The ad also has come under attack from media critics of Bush. “On the pretext of protesting a comparison of George W. Bush and Adolf Hitler, the president’s re-election campaign has made an ad that implicitly compares John Kerry to Hitler,” wrote political analyst Jacob Weisberg in the online magazine Slate. “But the vileness of [the ad] must not be allowed to obscure its essential hilarity…. This ad is the campaign equivalent of ‘The Producers’ — an idea so egregiously tasteless and stupid that it might just succeed as camp…. I know I should be disgusted by the attempted association of Democrats and Nazis, but it’s too funny to get upset about. Cue the goose-stepping mädchen of the Brookings Institution!”

A Democratic political operative argued that far from being an effective communication that makes the Democrats look extreme, the ad actually could hurt Bush.

“The construction of the ad is just bad,” said veteran Democratic consultant Hank Sheinkopf. “It’s very confusing. The idea is to make [the Democrats] inappropriate people who will say anything and do anything… but it doesn’t hit its target because there’s no clear connection” between them and the Hitler imagery. Using such “frightening” imagery could “rebound to the president’s deficit,” Sheinkopf said.

Kerry’s campaign declared the Bush video “disgusting.” However, other Democrats argued that the ad would help them among Jewish voters.

“John Kerry benefits from this in the short term,” said Mitch Ceasar, the chairman of the Democratic Party of Broward County in Florida, where the presidential campaigns are fighting a pitched battle for Jewish votes. “It galvanizes Jewish voters as a bastion for the nominee.”

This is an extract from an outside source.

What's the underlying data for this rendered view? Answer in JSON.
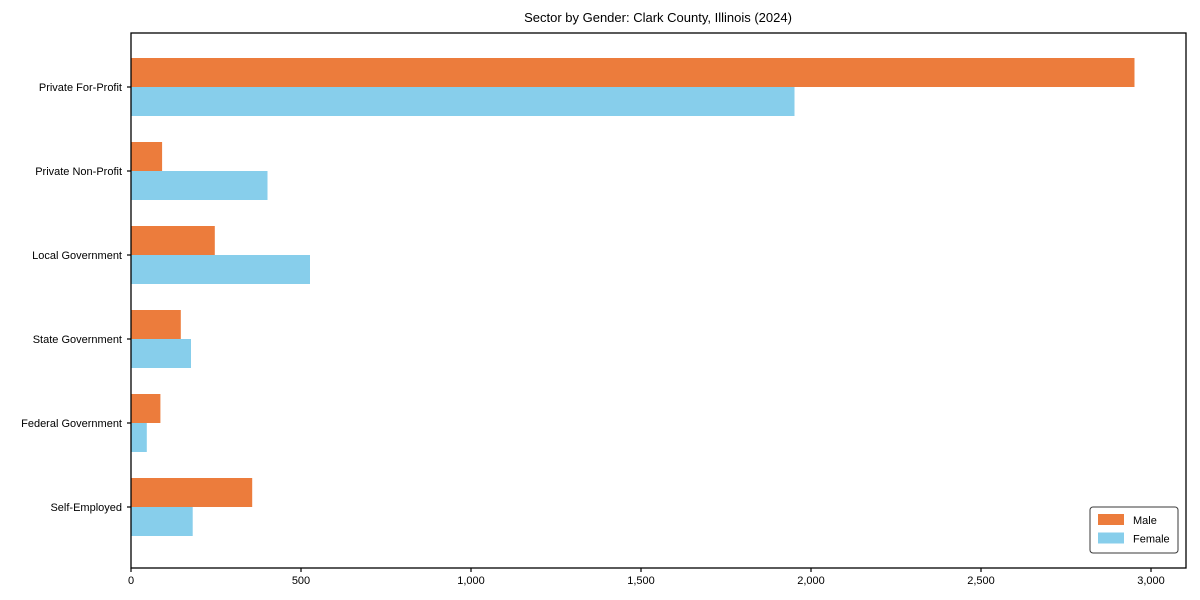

The ad comes as partisans on both sides increasingly have resorted to Holocaust comparisons. Conservative Fox News talk show host Bill O’Reilly recently compared both filmmaker Michael Moore and satirist Al Franken to the Nazi propagandist Josef Goebbels, according to transcripts featured at the liberal watchdog Web site mediamatters.org. Right-wing radio host Michael Savage also compared Moore to Goebbels and jokingly equated the title of Hitler’s autobiography, “Mein Kampf,” with President Clinton’s new autobiography, “My Life,” in a June 22 broadcast, Media Matters reported. On the Democratic side, Gore referred to a Republican “network of ‘rapid response’ digital Brown Shirts” in a recent speech, while a liberal federal appeals court judge, Guido Calabresi, had to apologize last week for a speech, quoted in the New York Sun, that compared Bush’s accession to power after the 2000 election to the “illegitimate acts” that accompanied the rise of Hitler and Benito Mussolini.

Only one other major political campaign has used Holocaust-related footage in a recent candidate advertisement. In 1998, the re-election campaign of Senator Alphonse D’Amato, a New York Republican, used footage of concentration camps in a television advertisement in order to dramatize the work the senator had done in prodding Swiss banks to agree to a restitution settlement for survivors. The ad was panned widely in Jewish quarters. D’Amato lost his seat to a Democratic congressman from Brooklyn, Charles Schumer.